SB 1338 creates a new civil court system to evaluate and require treatment for Californians suffering from addiction and severe mental illness. Aimed toward providing expanded health care services for unhoused individuals, SB 1338 represents an alternative to our current system of helping unhoused individuals, which cycles people through jail followed by hospital stays, often returning to homelessness ultimately.
AB 2183 creates two new ways for agricultural farm workers to unionize, while also enabling farmworkers to now vote by mail. California has the largest state population of farmworkers, and AB 2183 removes some of the barriers to organizing, allowing farmworkers to more easily seek better wages, benefits, and working conditions.
SB 1162 expands pay transparency by requiring companies with more than 15 employees to report pay data for their employees and contractor workforce. This will enable WVCS clients to make better use of their time when applying to jobs and will reduce pay discrimination.
There were also some significant bills that did not make it through the legislature - including the following:
SB 1341 would have created a pilot guaranteed income program for 15,000 homeless graduating high school seniors, who would have received $1,000 per month in assistance.
AB 2847 would have created a one-year program to provide unemployment benefits for undocumented individuals, allowing undocumented individuals who performed work in California but are now unemployed to receive $300 each week in unemployment pay.

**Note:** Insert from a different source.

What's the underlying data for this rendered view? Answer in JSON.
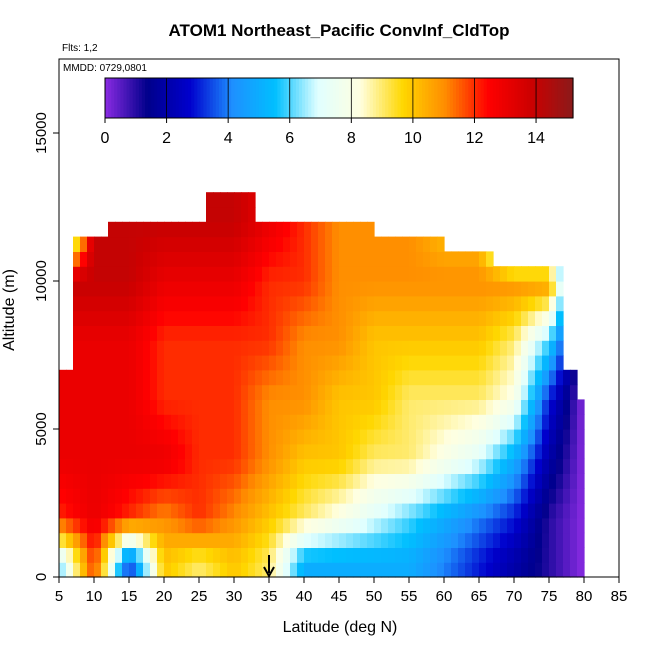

The bill was vetoed by Governor Newsom in September 2022, after it passed in both the State Senate and Assembly.
SB 866 would have allowed individuals ages 12 to 17 to receive vaccines, including for COVID-19, without parental consent or knowledge. California law already gives minors the autonomy and authority to receive a wide variety of healthcare treatments, such as the Human Papillomavirus (HPV) vaccine, drug and alcohol-related disorders, and mental health disorders. By expanding this access to include vaccines, SB 866 would have drastically expanded healthcare accessibility for individuals throughout the west valley and state.
WVCS believes in the power of public voice to advocate for change, as we organize alongside clients, folks with lived experience, staff, board and community members to advance legislation that improves the quality of life for our clients and all community residents. Even though the legislative session has ended, we will continue to work to address the issues that matter most to our clients, as we aim to realize our vision of a community where every person has food on the table and every person has a roof over their head.